Bu vatanın bölünmez bütünlüğünün en büyük teminatı olan ülkücüler, en büyük bedeli ödeyen vatanseverler oldu. En büyük bedeli ödeyen ülkücüler, en son şehidini, alçakça ve de haince bir saldırı sonucunda Ege Üniversitesi’nde vermiştir. Çözüm süreci adı altında ülkemizin her kesiminde kargaşa çıkaran bölücü örgüt sempatizanları ve şehir yapılanması, amaçlarına ulaşmak için ilk etap olarak üniversiteleri seçmiştir. Bu konuda iç güvenlik kademesinde görevli tüm yetkililer, TBMM kürsüsünden ve basın açıklamaları ile uyarılmasına rağmen, bu uyarıları kulak arkası etmelerinin sonuçlarını görüyoruz hep beraber.
3 günden beri Ege Üniversitesi Kampüsü’nde kargaşa çıkartan 300-400 kişilik bir grup oluşturan ve ellerinde bıçak, satır ve palalar bulunan kanı bozuk hainler, ülkücü öğrencilere saldırarak Ülkü Ocakları Üniversite Başkanımız Fırat Çakıroğlu ve iki arkadaşını ağır yaralamış, bölücü canavarların olay yerine gelen ambulansı engellemesi sonucu Fırat Çakıroğlu kardeşimiz şehit düşmüştür.
Şımartılan, her türlü küstahlığına göz yumulan bölücü terör örgütü şehirlerde, sokaklarda ve okullarda kin kusmayı sürdürmektedir. Öğrencilikle ve insanlıkla hiçbir ilgisi bulunmayan caniler güruhu, üniversitelerde delici, kesici ve hatta ateşli silahlarla ellerini kollarını sallayarak gezmektedirler.
‘Analar ağlamasın’ sloganıyla başlatılan bu süreç çözümün değil yalnızca çözülmenin başlangıcı olmuştur. Elim saldırıyı gerçekleştirenlerin bulunup en ağır şekilde cezalandırılması hükümetin namus borcudur. Bu taviz sürecinden yüz bulan şeref yoksunu bölücüler, milliyetçi-ülkücü gençleri hedef almaktadırlar. Bu kahpe saldırının derhal aydınlatılması, faillerinin hemen bulunması gerekmektedir.

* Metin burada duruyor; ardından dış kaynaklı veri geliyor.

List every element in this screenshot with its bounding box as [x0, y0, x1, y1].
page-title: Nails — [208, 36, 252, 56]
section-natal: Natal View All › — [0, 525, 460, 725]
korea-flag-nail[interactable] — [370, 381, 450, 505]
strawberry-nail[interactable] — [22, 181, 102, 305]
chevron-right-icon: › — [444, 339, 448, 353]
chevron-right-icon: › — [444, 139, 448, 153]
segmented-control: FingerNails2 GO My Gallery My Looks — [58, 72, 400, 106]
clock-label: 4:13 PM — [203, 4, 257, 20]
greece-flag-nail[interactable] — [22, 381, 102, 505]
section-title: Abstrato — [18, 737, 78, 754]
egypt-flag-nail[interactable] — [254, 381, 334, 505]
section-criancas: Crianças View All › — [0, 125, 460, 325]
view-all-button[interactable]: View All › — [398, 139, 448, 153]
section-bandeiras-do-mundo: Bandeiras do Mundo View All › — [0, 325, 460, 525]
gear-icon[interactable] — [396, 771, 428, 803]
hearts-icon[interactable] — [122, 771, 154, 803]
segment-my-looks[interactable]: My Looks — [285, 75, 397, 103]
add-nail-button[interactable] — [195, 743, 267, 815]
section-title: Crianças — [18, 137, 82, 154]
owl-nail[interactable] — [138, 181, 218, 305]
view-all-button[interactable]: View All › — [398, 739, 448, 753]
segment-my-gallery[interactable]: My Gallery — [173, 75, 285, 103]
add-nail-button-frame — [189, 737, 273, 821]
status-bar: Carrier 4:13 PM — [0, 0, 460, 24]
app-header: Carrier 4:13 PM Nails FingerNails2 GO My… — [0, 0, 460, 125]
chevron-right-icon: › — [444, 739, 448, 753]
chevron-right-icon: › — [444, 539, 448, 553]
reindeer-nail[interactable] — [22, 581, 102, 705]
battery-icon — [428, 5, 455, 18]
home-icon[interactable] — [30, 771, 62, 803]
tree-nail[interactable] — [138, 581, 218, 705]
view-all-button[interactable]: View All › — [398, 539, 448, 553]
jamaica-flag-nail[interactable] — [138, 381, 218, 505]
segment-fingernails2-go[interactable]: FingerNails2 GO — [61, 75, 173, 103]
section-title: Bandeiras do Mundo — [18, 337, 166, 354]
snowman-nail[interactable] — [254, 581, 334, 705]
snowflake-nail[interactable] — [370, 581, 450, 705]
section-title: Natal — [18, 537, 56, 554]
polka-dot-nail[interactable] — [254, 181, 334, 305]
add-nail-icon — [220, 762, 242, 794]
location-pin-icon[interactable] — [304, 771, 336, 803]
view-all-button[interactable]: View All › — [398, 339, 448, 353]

Ülkücüler için bıçak kemiğe dayanmış olup, bu kahpelik asla unutulmayacaktır. Kimse sabırlı oluşumuzu uysal olduğumuz şeklinde yorumlamamalıdır. Şu asla unutulmamalıdır ki, ülkenin bekası ve selameti için sabır ve sükutu şiar edinen ülkücüler, fırtına öncesi sessizliği de daima içlerinde barındırmaktadırlar. Can verdiğimiz gibi canımızı korumasını da elbette biliriz. Terör örgütü uzantılarına sözde mahkeme kuracak kadar yüz veren, kampüslerin terör kampı haline getirilmesine izin verenler, ilelebet terör örgütü ile aynı damgayı taşıyacak ve Türk Milleti’nin öfkesinden kurtulamayacaklardır.
iktidardan aldığı tavizler ile ülküdaşlarımıza saldırma cüretini gösteren hainler, Türk Milliyetçileri’nin tavizsiz duruşu karşısında şüphesiz hüsrana uğrayacaklardır. Tarihi şehitlerle dolu ve şanlı bir geçmişe sahip olan ülkücü hareket, safları daha da sıklaştırarak kutlu yürüyüşüne devam edecektir. Fırat Çakıroğlu kardeşimize Cenabı Allah’tan rahmet, ailesine ve camiamıza baş sağlığı diliyorum. Biz; bir ölüp bin dirileceğiz, bir gidip bin geleceğiz”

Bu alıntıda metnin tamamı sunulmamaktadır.